Similar experiments were conducted in northern China by the notorious germ warfare Unit 731, which is blamed for the deaths of up to 10,000 Chinese and Allied prisoners of war, the report added.
Akira Makino, 84, a former officer of the medical corps of the Imperial Japanese Navy's No. 33 patrol unit, said the experiments on live prisoners began in December 1944, shortly after he was assigned to Zamboanga air base on the Philippines' Mindanao Island.
Makino was ordered to take two local men captured as US spies to a school which had been turned into a hospital, where they were undressed and tied to an operating table, Kyodo said.
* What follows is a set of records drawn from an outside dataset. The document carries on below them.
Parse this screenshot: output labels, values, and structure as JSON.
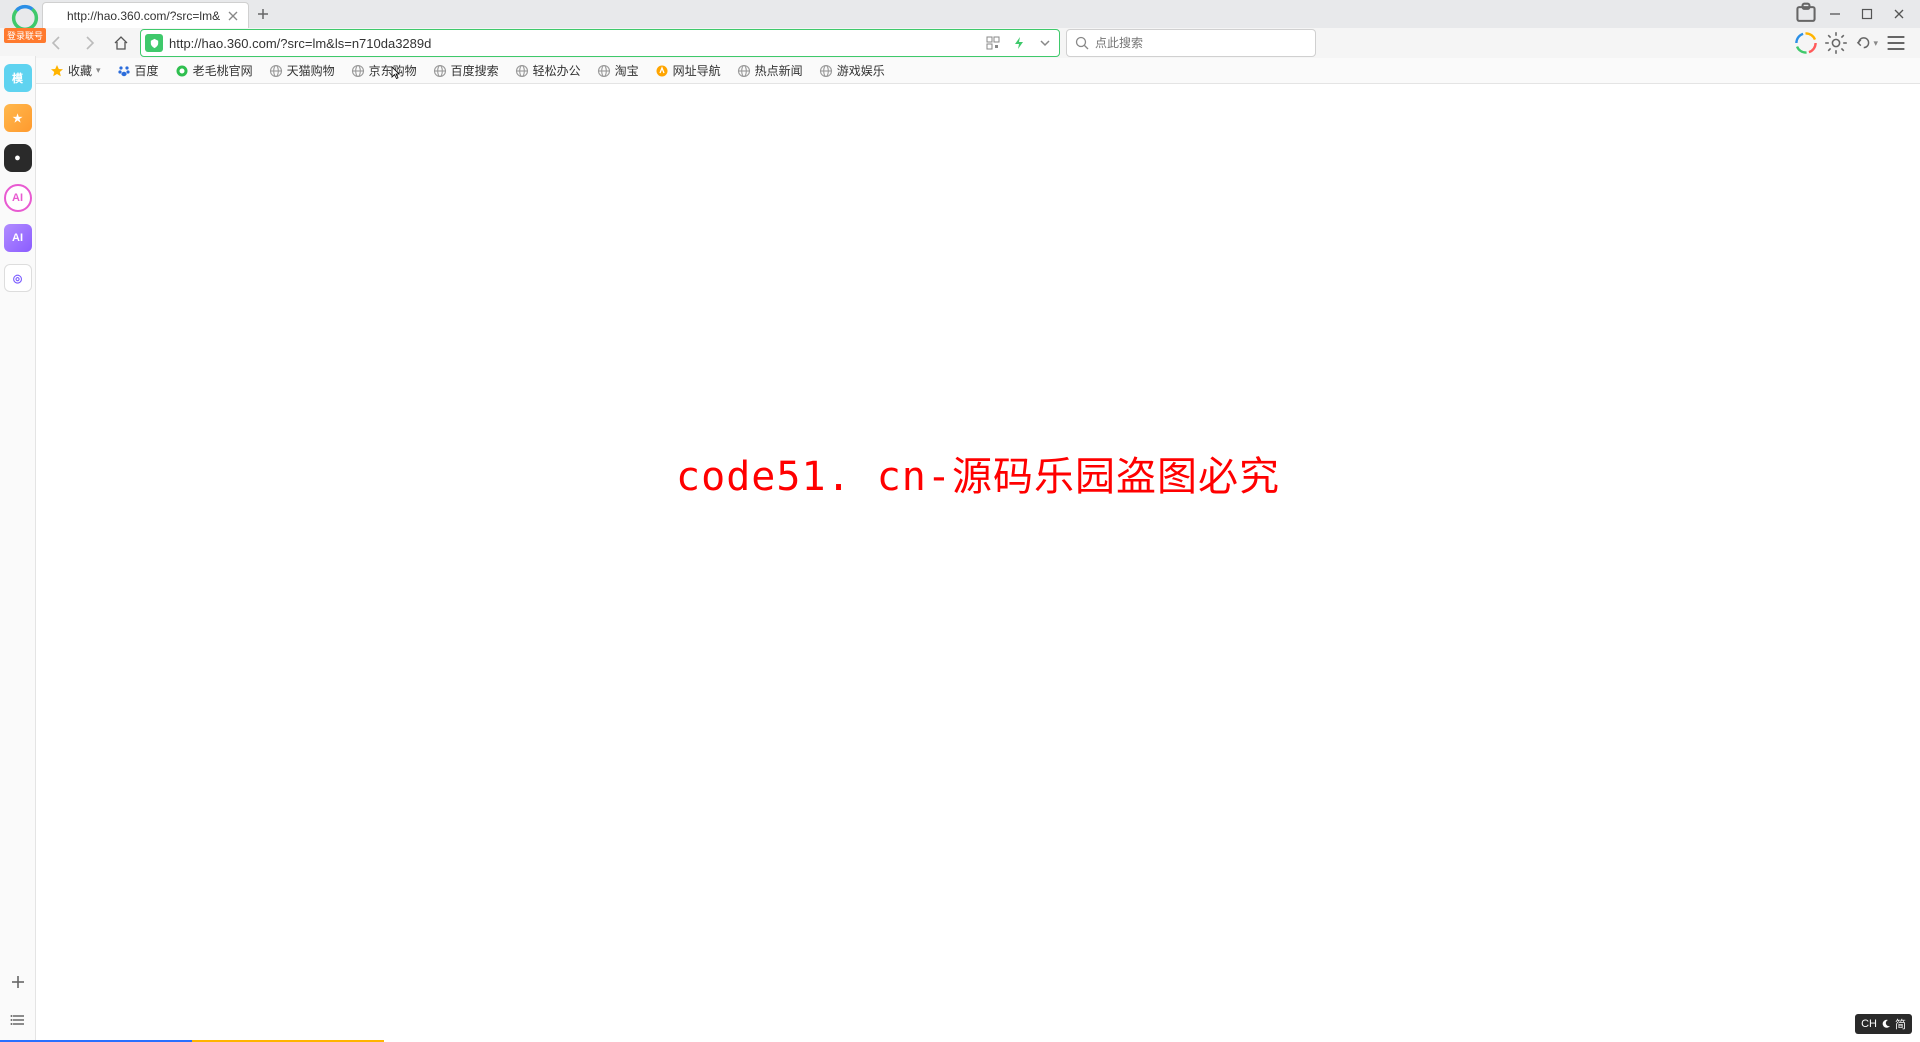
{
  "tab": {
    "title": "http://hao.360.com/?src=lm&"
  },
  "logo_badge": "登录联号",
  "nav": {
    "url": "http://hao.360.com/?src=lm&ls=n710da3289d",
    "search_placeholder": "点此搜索"
  },
  "bookmarks": {
    "favorites": "收藏",
    "items": [
      {
        "label": "百度",
        "icon": "paw"
      },
      {
        "label": "老毛桃官网",
        "icon": "green-dot"
      },
      {
        "label": "天猫购物",
        "icon": "globe"
      },
      {
        "label": "京东购物",
        "icon": "globe"
      },
      {
        "label": "百度搜索",
        "icon": "globe"
      },
      {
        "label": "轻松办公",
        "icon": "globe"
      },
      {
        "label": "淘宝",
        "icon": "globe"
      },
      {
        "label": "网址导航",
        "icon": "orange-dot"
      },
      {
        "label": "热点新闻",
        "icon": "globe"
      },
      {
        "label": "游戏娱乐",
        "icon": "globe"
      }
    ]
  },
  "sidebar": {
    "items": [
      "模",
      "★",
      "●",
      "AI",
      "AI",
      "◎"
    ]
  },
  "content": {
    "watermark": "code51. cn-源码乐园盗图必究"
  },
  "ime": {
    "lang": "CH",
    "mode": "简"
  }
}
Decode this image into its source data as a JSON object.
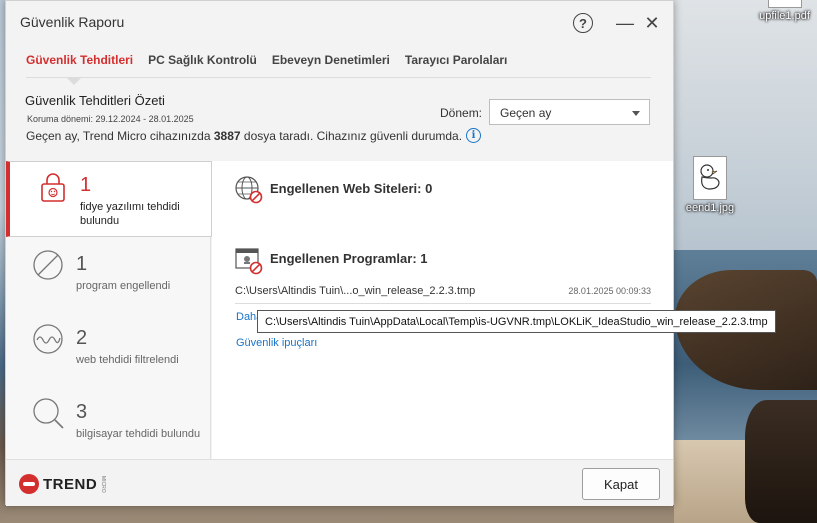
{
  "window": {
    "title": "Güvenlik Raporu",
    "help": "?",
    "minimize": "—",
    "close": "✕"
  },
  "tabs": [
    {
      "label": "Güvenlik Tehditleri",
      "active": true
    },
    {
      "label": "PC Sağlık Kontrolü",
      "active": false
    },
    {
      "label": "Ebeveyn Denetimleri",
      "active": false
    },
    {
      "label": "Tarayıcı Parolaları",
      "active": false
    }
  ],
  "summary": {
    "title": "Güvenlik Tehditleri Özeti",
    "period_range": "Koruma dönemi: 29.12.2024 - 28.01.2025",
    "scan_prefix": "Geçen ay, Trend Micro cihazınızda ",
    "scan_count": "3887",
    "scan_suffix": " dosya taradı. Cihazınız güvenli durumda.",
    "info_icon": "i",
    "period_label": "Dönem:",
    "period_value": "Geçen ay"
  },
  "stats": [
    {
      "count": "1",
      "label": "fidye yazılımı tehdidi bulundu",
      "icon": "lock-icon",
      "active": true
    },
    {
      "count": "1",
      "label": "program engellendi",
      "icon": "block-icon",
      "active": false
    },
    {
      "count": "2",
      "label": "web tehdidi filtrelendi",
      "icon": "wave-icon",
      "active": false
    },
    {
      "count": "3",
      "label": "bilgisayar tehdidi bulundu",
      "icon": "magnifier-icon",
      "active": false
    }
  ],
  "details": {
    "blocked_sites_title": "Engellenen Web Siteleri: 0",
    "blocked_programs_title": "Engellenen Programlar: 1",
    "program_path": "C:\\Users\\Altindis Tuin\\...o_win_release_2.2.3.tmp",
    "program_time": "28.01.2025 00:09:33",
    "more_link": "Daha",
    "tips_link": "Güvenlik ipuçları",
    "tooltip": "C:\\Users\\Altindis Tuin\\AppData\\Local\\Temp\\is-UGVNR.tmp\\LOKLiK_IdeaStudio_win_release_2.2.3.tmp"
  },
  "footer": {
    "brand": "TREND",
    "brand_small": "MICRO",
    "close_button": "Kapat"
  },
  "desktop": {
    "pdf_label": "upfile1.pdf",
    "jpg_label": "eend1.jpg"
  },
  "colors": {
    "accent": "#d32f2f",
    "link": "#1a73c8"
  }
}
Makino was told by his superior to insert a surgical knife into their bodies after the prisoners' faces were covered with an ether-soaked cloth to induce unconsciousness.
"I thought `What a horrible thing I'm doing to innocent people even though I'm ordered to do it,'" Makino said after keeping the information secret for six decades.
The experiments, which included amputating arms and legs, suturing blood vessels and abdominal dissections, continued until February 1945 and resulted in the deaths of some 30 people, including women and children, he said.